Should the protestors have been chained to the barrels in the middle of the highway at rush hour?
Before I answer the question, I’d ask the State Police colonel in a uniform widely-recognized and respected, and the Mayor of Boston in his first term of office in a city where black kids get shot regularly on the streets, to consider that, just six weeks ago, a former USAF pilot in special operations, someone among Esquire Magazine’s “Best and Brightest”, and author of a book on open source warfare, published a blog entry with clear directions on the use of GPS-guided drones which could carry a payload of over half-a kilogram of caltrops that “can shut down automobile traffic on major highways for hours.”
Good thing terrorists can’t read this stuff, I guess, huh?
Oh, look, another reason to shut down the Internet, the global grand rounds for everything.
“Will the FAA effort to control drones protect against this type of disruption? No. It won’t.”
So my answer to the question “Should the protestors have been chained to the barrels in the middle of the highway at rush hour?” is
You wanna know why?
Because most of what passes for leadership these days has to be hit over the head with a 2×4 just to get their attention.
Sometimes it takes repeated application. Politicians have forgotten how to communicate.
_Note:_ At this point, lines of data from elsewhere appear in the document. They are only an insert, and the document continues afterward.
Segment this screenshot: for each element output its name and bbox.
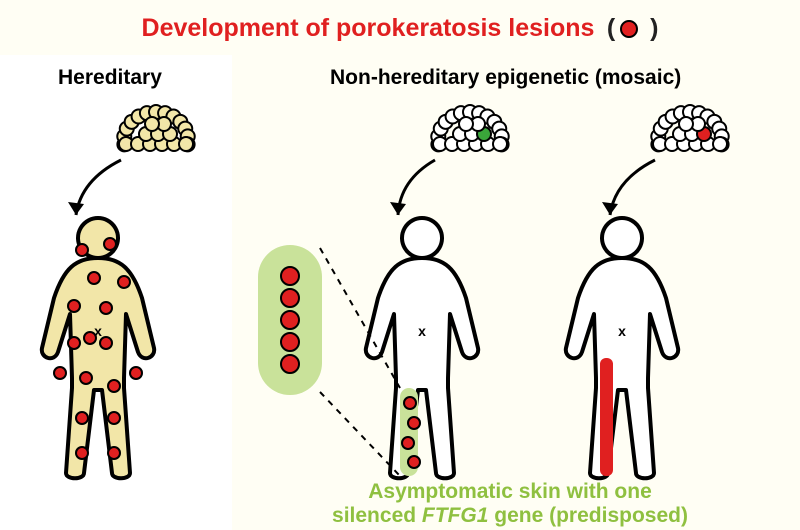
panel-hereditary: x [26,100,226,485]
title-paren-open: ( [607,14,615,42]
dash-line-bottom [320,392,400,476]
embryo-hereditary [117,105,194,151]
subheader-hereditary: Hereditary [58,66,162,90]
panel-mosaic-stripe: x [560,100,760,485]
arrow-mosaic-2 [610,160,655,215]
subheader-nonhereditary: Non-hereditary epigenetic (mosaic) [330,66,681,90]
bottom-line1: Asymptomatic skin with one [368,480,652,503]
embryo-mosaic-green [431,105,508,151]
mosaic-stripe-svg: x [560,100,780,480]
bottom-line2-italic: FTFG1 [422,504,489,527]
lesion-legend-dot [620,20,638,38]
title-paren-close: ) [650,14,658,42]
embryo-mosaic-red [651,105,728,151]
bottom-line2a: silenced [332,504,422,527]
arrow-head-mosaic-1 [390,202,406,215]
title-text: Development of porokeratosis lesions [142,14,595,42]
arrow-head-mosaic-2 [602,202,618,215]
bottom-line2b: gene (predisposed) [488,504,688,527]
arrow-head-hereditary [68,202,84,215]
mosaic-dots-svg: x [300,100,560,480]
panel-mosaic-dots: x [300,100,500,485]
body-mosaic-dots: x [366,218,478,478]
callout-group [258,245,322,395]
hereditary-svg: x [26,100,246,480]
svg-text:x: x [618,323,626,339]
callout-dots [281,267,299,373]
bottom-label: Asymptomatic skin with one silenced FTFG… [240,480,780,528]
body-mosaic-stripe: x [566,218,678,478]
arrow-hereditary [76,160,121,215]
main-title: Development of porokeratosis lesions ( ) [0,14,800,43]
svg-text:x: x [418,323,426,339]
body-hereditary: x [42,218,154,478]
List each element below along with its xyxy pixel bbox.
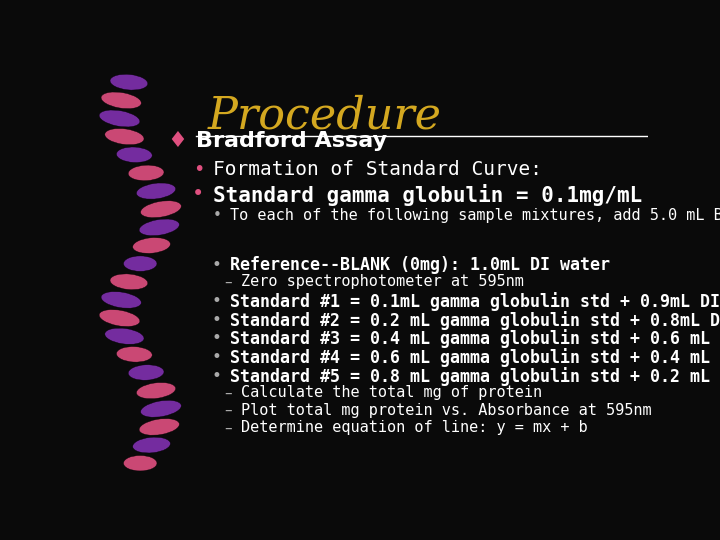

Because they are so busy being hung up on their own role or their own image or their own power, they haven’t a frickin’ clue about how good this society could be if it didn’t spend its time making war, war weapons, standing up to hide war criminals, criminalizing rights that are supposed to be engraved within the Constitution, or otherwise providing justice and simple direct service to its people.
They don’t have the slightest idea how to achieve excellence.
They are mired in petty and destructive mediocrity, and people are getting sick of it.
For me, this isn’t about disrespecting authority, or being an anarchist.
This is about somehow, despite everything that has gone down in the last decade and a half, still maintaining a kernel of respect for authority and government.
That kernel has been beaten down into the size of a tiny seed, but it’s still a seed; there is still enough respect for authority and government to ask them to do a better job.
The answer to the question about what the ambulance/firefighter crew should have done, by the way, is simply thinking outside the box.
In the actual event, there should have been a steady and calm cross-talk among dispatchers, State Police traffic status systems, CMED’s, and emergency/trauma doctors.
Everyone that day was thinking inside the box.
The distance from Easton to Boston is 29 miles and requires an estimated 40 minutes driving time, according to http://distancescalculator.com.
The distance from Easton to that other trauma center is 28 miles and requires an estimated 33 minutes driving time.
That other trauma center is in one of the oldest cities in the United States and is the third-largest city in the New England region after Boston and Worcester. A religious exile from the original colony named it in honor of God’s merciful Providence.
Mr. McGrath would also have found the required medical mercy at Rhode Island Hospital, a Level I Trauma Center located in Providence, RI.
Maybe the rest of us can find manifestation of divine care or direction, prudent management of resources, and foresight
when the politicians stop talking and start listening.